Les élections congolaises sont dans une mauvaise passe. Kinshasa et le Katanga, les deux grands K, étant ‘au centre des préoccupations’, majorité et G7 se ‘cafouillent’ allègrement l’ex-province, selon ce que laisseraient entendre ‘des indiscrétions’. En effet, les gouverneurs des provinces nouvellement créées, n’ont finalement pas vraiment été élus mais plutôt choisis par la majorité tandis qu’un dialogue national dont les objectifs restent hasardeux, se profile à l’horizon. Le Président compte bien rester là où il est, et tout le monde le dit sauf lui parce que ce  ‘Dialogue National’ c’est pour assurer la paix.

Alors, l’opposition, outrée, décide de ne pas y participer et de consacrer son candidat unique, Moise, le tout-puissant Mazembéiste et ‘électron central’ d’une alchimie entre lui et le G7. Pendant que l’ONU fustige un ‘espace politique restreint’, les journaux rapportent que Joseph Kabila ‘serait prêt à recourir à la force’. Un peu comme s’il ne l’avait pas déjà utilisée entre déploiement et craintes d’une ANR, une garde républicaine et une Police Nationale. Et la détention interminable des jeunes activistes de la LUCHA dont la Cour suprême vient de rejeter la liberté provisoire. ‘Ce qui veut dire qu’il vont rester en prison’ précise leur avocat. Pendant ce temps, au Kasai-Oriental, 27 000 USD affectés par l’UNICEF à une campagne de vaccination ont malheureusement ‘été portés disparu’, selon des ‘spécialisés en la matière’.

Dessin par Saint-Michel

Dessin par Saint-Michel

Il n’empêche qu’il y a de bonnes nouvelles. Citant une fable de Jean de La Fontaine, le journal le Fédéral Hebdo (la RDC est un Etat unitaire, mais sait-on jamais, c’est une ancienne querelle) rapporte qu’il est temps pour ces nouveaux gouverneurs de rendre leur bilan 100 jours après leur investiture, parce que le peuple veut, c’est la fourmi travailleuse, pas la cigale paresseuse. Du concret.

Le journal critique aussi le ballet des ‘antivaleurs’ qui pourrissent une société urbaine toujours plus marquée par le shida, le vol, les intérêts personnels et les activités criminelles des kuluna. Qu’à cela ne tienne, car au grand soulagement de tous, une seconde opération d’envergure consistant a tirer sur la population civile en pleine nuit afin d’éliminer ces kuluna et surnommée Likofi (‘coup de poing’ en lingala) verra le jour très prochainement. ‘Sans aller par le dos de la cuillère’, ce nest pas d’une grande ‘probité morale’ mais c’est efficace.

Le Quipoquo, un bi-hebdomadaire indépendant, nous rassure sur les ‘nouvelles impulsions pour le développement du Lualaba’ mais nous rabaisse quand même le moral dans son article sur une classe politique congolaise corrompue où règne la ‘médiocratie’, car ‘comme le dit le bien le proverbe turc: si la tête du poisson est pourri, c’est tout le poisson qui est pourri.’ Une déclaration bien ‘discourtoise’ à mon avis.
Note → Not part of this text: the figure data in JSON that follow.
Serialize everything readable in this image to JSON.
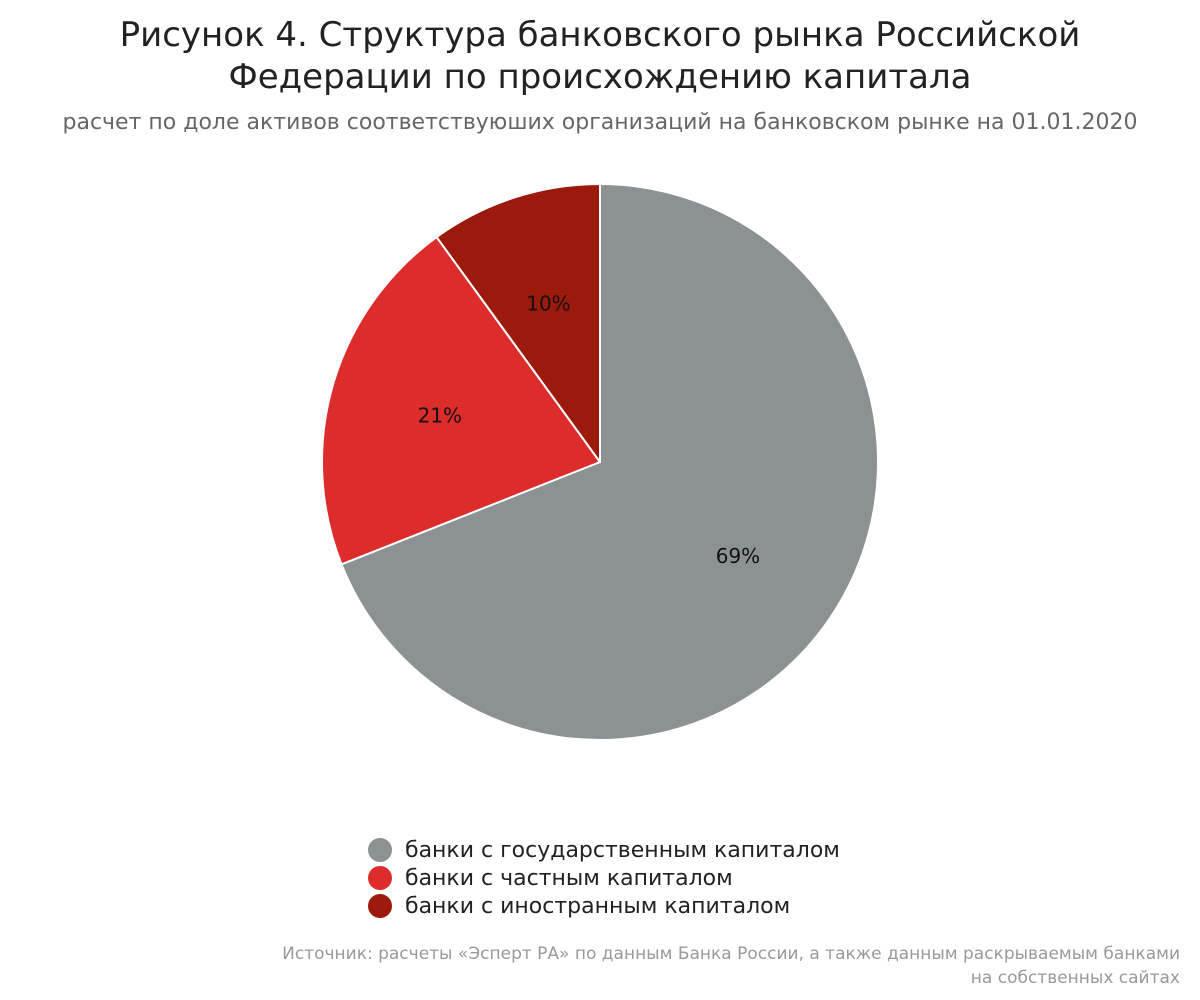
{
  "chart_data": {
    "type": "pie",
    "title_lines": [
      "Рисунок 4. Структура банковского рынка Российской",
      "Федерации по происхождению капитала"
    ],
    "subtitle": "расчет по доле активов соответствуюших организаций на банковском рынке на 01.01.2020",
    "slices": [
      {
        "label": "банки с государственным капиталом",
        "value": 69,
        "data_label": "69%",
        "color": "#8c9194"
      },
      {
        "label": "банки с частным капиталом",
        "value": 21,
        "data_label": "21%",
        "color": "#dd2c2c"
      },
      {
        "label": "банки с иностранным капиталом",
        "value": 10,
        "data_label": "10%",
        "color": "#9c1a0c"
      }
    ],
    "start_angle": "12 o'clock",
    "direction": "clockwise",
    "legend_position": "bottom-center",
    "source_lines": [
      "Источник: расчеты «Эсперт РА» по данным Банка России, а также данным раскрываемым банками",
      "на собственных сайтах"
    ]
  }
}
Le premier ministre Matata Ponyo est ensuite interviewé pour nous raconter ses exploits économiques et ses succès dans l’assainissement de la fiscalité ‘pour un Congo émergent’. Je remarque finalement que la devise du Fédéral cité en sus n’est autre que : ‘L’Etat qui gouverne le mieux est celui qui gouverne le moins’. Il semble bien, parfois, que ce soit aussi la devise du gouvernement.

Histoire de bien finir ma journée je me tourne tout de même vers mon horoscope, qui me livre alors ses conseils les plus précieux: ‘ Vous vous mettez entre parenthèses pour mieux rebondir ensuite et c’est la meilleure tactique quand on se lasse du monde et de son agitation…’ C’est aussi ce que je me disais.